I say suspect, because the Portuguese community is, to me, rather impenetrable. Whereas it's possible to strike up a conversation with the local Somalian qat dealer (despite the tennis ball of amphetamine privet he has shoved in his cheek), and the other communities in this quarter - British-Asian, Afro-Caribbean, chav, white bourgeoisie - rub along well enough, the Portuguese remain a case apart. The last week or so I've been determinedly quizzing the café staff to little effect. In La Luna, the café that's actually set in the bounds of our local park, there's a sign up which reads "The Permanence of Under 16s is Forbidden", and this represents an appreciably better grasp on English than that spoken by the waiters. To my enquiries about their origins and the duration of their time here, they replied with bemused has? and hahns?. And while not annoyed, my interlocutors had a way of looking at me (which seemed to say, "Why the hell are you bothering me?") that effectively cut short my investigation.

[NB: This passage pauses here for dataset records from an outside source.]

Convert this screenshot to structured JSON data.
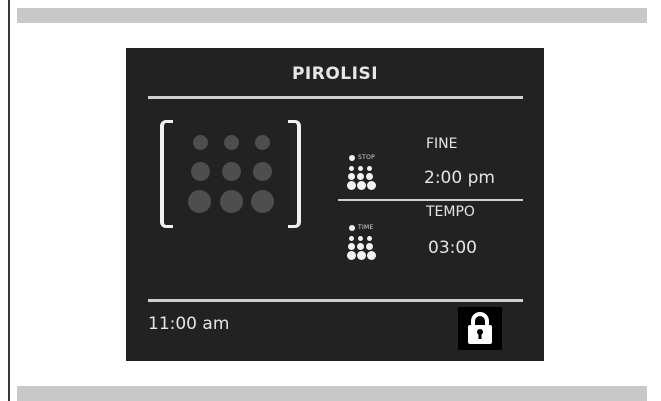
{
  "screen": {
    "title": "PIROLISI",
    "program_icon": "pyrolysis-program-icon",
    "end": {
      "indicator_label": "STOP",
      "label": "FINE",
      "value": "2:00 pm",
      "icon": "stop-time-icon"
    },
    "duration": {
      "indicator_label": "TIME",
      "label": "TEMPO",
      "value": "03:00",
      "icon": "duration-icon"
    },
    "clock": "11:00 am",
    "lock_icon": "padlock-icon"
  },
  "colors": {
    "panel_bg": "#222222",
    "frame_bar": "#c8c8c8",
    "text": "#e4e4e4",
    "inactive_dot": "#4e4e4e"
  }
}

In Grelha D'Ouro I did confirm what I already knew, that the bulk of the local Portuguese come from around Porto in the north, although some Brazilians, Angolans and even Cap Verde Islanders have gravitated to the community. Some of my judgmental fellow bourgeois maintain that this explains their insularity: "They're basically peasants," these types opine, "that's why they come here and carry on with their close-mindedness." Not exactly being the world's greatest communitarian, I'm not in a position to judge the truth about this, but what I will say - at the risk of Trevor Phillips of Commission for Racial Equality coming down on me like a ton of London bricks - is that they are not the most comely people in the world.

Still, despite their failure to assimilate, and their bandy legs, I'm happy to be among them. I can get to Portugal now without even having to get on the 88 bus, let alone a magic one.